The website opens with a powerful video scripted by the team that shows the stages of online recruitment. It stars a local teenage actor and his mother, who volunteered for their roles, along with team member Jonas Pierribia, a senior criminal justice major from Boston.

“We wanted the video to be as realistic as possible” to draw in young viewers, says Pierribia.

Operation 250 also has lots of information about ISIS and terrorism, online safety tips, lesson plans for educators and links to numerous other educational videos and news articles. The website was designed under the team’s direction by art major Jennifer Mayer.

After Operation 250 was chosen as a finalist in the fall semester P2P competition, the team flew to Washington with Shortland. In a whirlwind three days, they met the three other teams of finalists, toured the capital, attended a Senate session, met with U.S. Rep. Niki Tsongas of Massachusetts, went to a reception hosted by Sen. Cory Booker of New Jersey, and rehearsed their presentation obsessively. They finished by presenting their project to a panel of judges from the Department of Homeland Security, the National Counterterrorism Center and Facebook.

Their third-place finish netted them a $1,000 award—and a couple of angel investors, including former National Security Council member and counterterrorism expert Roger Cressey ’87, so they can continue developing Operation 250 and help it reach a broad audience. Now they’re on a mission.

“The five of us are incredibly driven not only to see a problem, but to act on it,” says senior Tyler Cote, an honors student from Clarksburg in Berkshire County who is double-majoring in criminal justice and political science. “We’re only getting started. Now we’re excited that we can take our time and put together an even better project.”

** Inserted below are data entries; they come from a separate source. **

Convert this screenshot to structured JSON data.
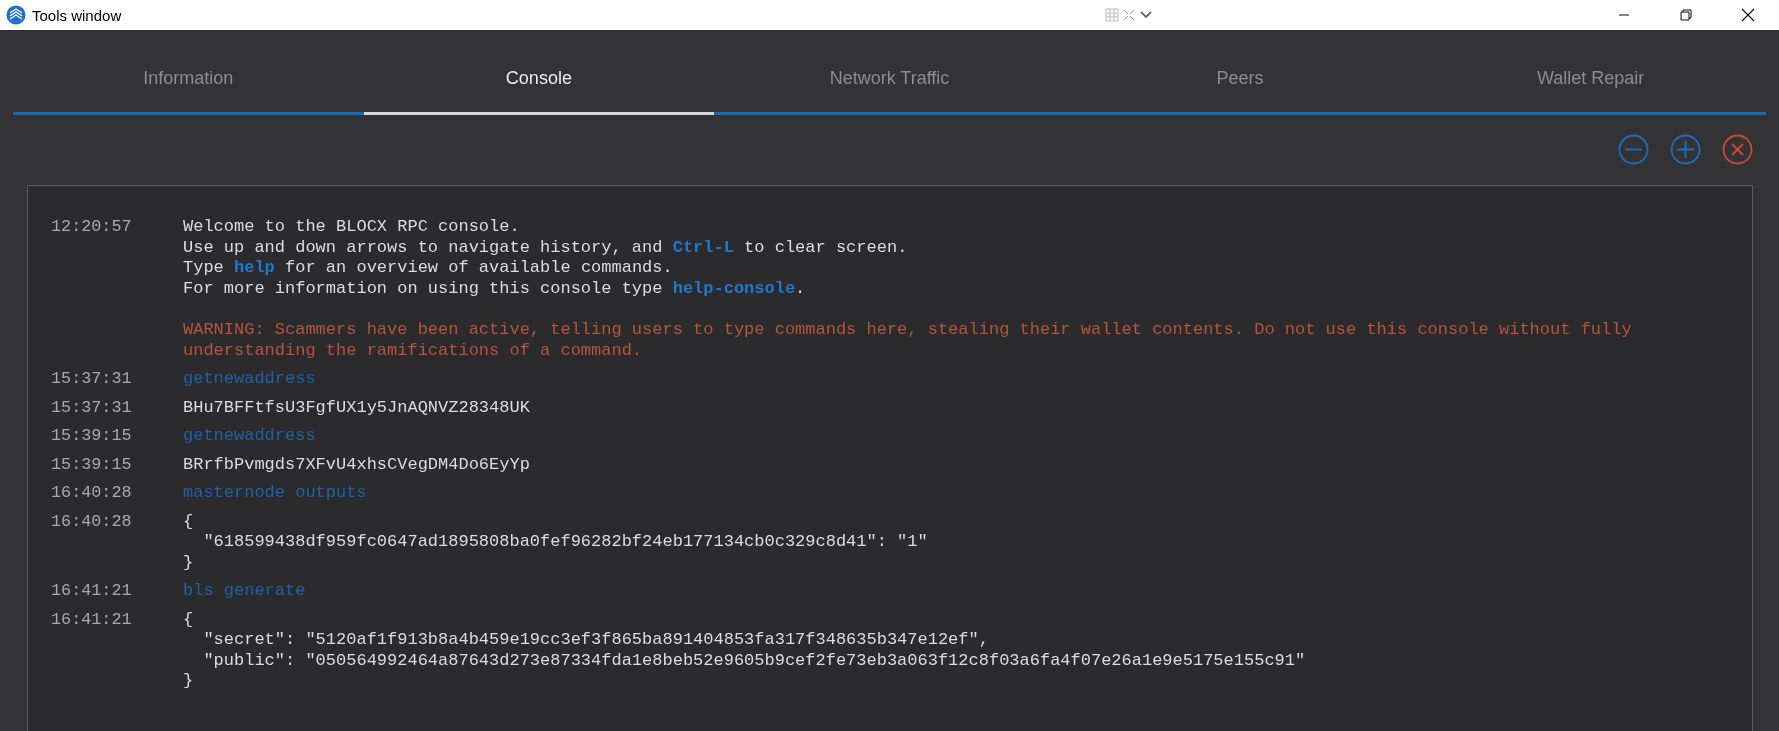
{
  "window": {
    "title": "Tools window"
  },
  "tabs": [
    {
      "label": "Information",
      "selected": false
    },
    {
      "label": "Console",
      "selected": true
    },
    {
      "label": "Network Traffic",
      "selected": false
    },
    {
      "label": "Peers",
      "selected": false
    },
    {
      "label": "Wallet Repair",
      "selected": false
    }
  ],
  "console": {
    "entries": [
      {
        "time": "12:20:57",
        "lines": [
          {
            "kind": "text",
            "text": "Welcome to the BLOCX RPC console."
          },
          {
            "kind": "text",
            "text": "Use up and down arrows to navigate history, and **Ctrl-L** to clear screen."
          },
          {
            "kind": "text",
            "text": "Type **help** for an overview of available commands."
          },
          {
            "kind": "text",
            "text": "For more information on using this console type **help-console**."
          },
          {
            "kind": "warning",
            "text": "WARNING: Scammers have been active, telling users to type commands here, stealing their wallet contents. Do not use this console without fully"
          },
          {
            "kind": "warning",
            "text": "understanding the ramifications of a command."
          }
        ]
      },
      {
        "time": "15:37:31",
        "lines": [
          {
            "kind": "command",
            "text": "getnewaddress"
          }
        ]
      },
      {
        "time": "15:37:31",
        "lines": [
          {
            "kind": "text",
            "text": "BHu7BFFtfsU3FgfUX1y5JnAQNVZ28348UK"
          }
        ]
      },
      {
        "time": "15:39:15",
        "lines": [
          {
            "kind": "command",
            "text": "getnewaddress"
          }
        ]
      },
      {
        "time": "15:39:15",
        "lines": [
          {
            "kind": "text",
            "text": "BRrfbPvmgds7XFvU4xhsCVegDM4Do6EyYp"
          }
        ]
      },
      {
        "time": "16:40:28",
        "lines": [
          {
            "kind": "command",
            "text": "masternode outputs"
          }
        ]
      },
      {
        "time": "16:40:28",
        "lines": [
          {
            "kind": "text",
            "text": "{"
          },
          {
            "kind": "text",
            "text": "  \"618599438df959fc0647ad1895808ba0fef96282bf24eb177134cb0c329c8d41\": \"1\""
          },
          {
            "kind": "text",
            "text": "}"
          }
        ]
      },
      {
        "time": "16:41:21",
        "lines": [
          {
            "kind": "command",
            "text": "bls generate"
          }
        ]
      },
      {
        "time": "16:41:21",
        "lines": [
          {
            "kind": "text",
            "text": "{"
          },
          {
            "kind": "text",
            "text": "  \"secret\": \"5120af1f913b8a4b459e19cc3ef3f865ba891404853fa317f348635b347e12ef\","
          },
          {
            "kind": "text",
            "text": "  \"public\": \"050564992464a87643d273e87334fda1e8beb52e9605b9cef2fe73eb3a063f12c8f03a6fa4f07e26a1e9e5175e155c91\""
          },
          {
            "kind": "text",
            "text": "}"
          }
        ]
      }
    ]
  }
}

Meanwhile, Shortland is already mentoring a new team of interns—the third UMass Lowell team so far—who will enter this semester’s competition. He says the CTSS has 30 interns each semester, and they can choose between the P2P competition or entering data for large-scale research on terrorism. Danielle Thibodeau, a senior from Methuen on the Operation 250 team, says the choice was a no-brainer for her.

“To get the chance to do something about terrorism and use what we’re learning was really interesting,” says Thibodeau, who is double-majoring in psychology and criminal justice. “It reaffirmed that I would like to work in counterterrorism.”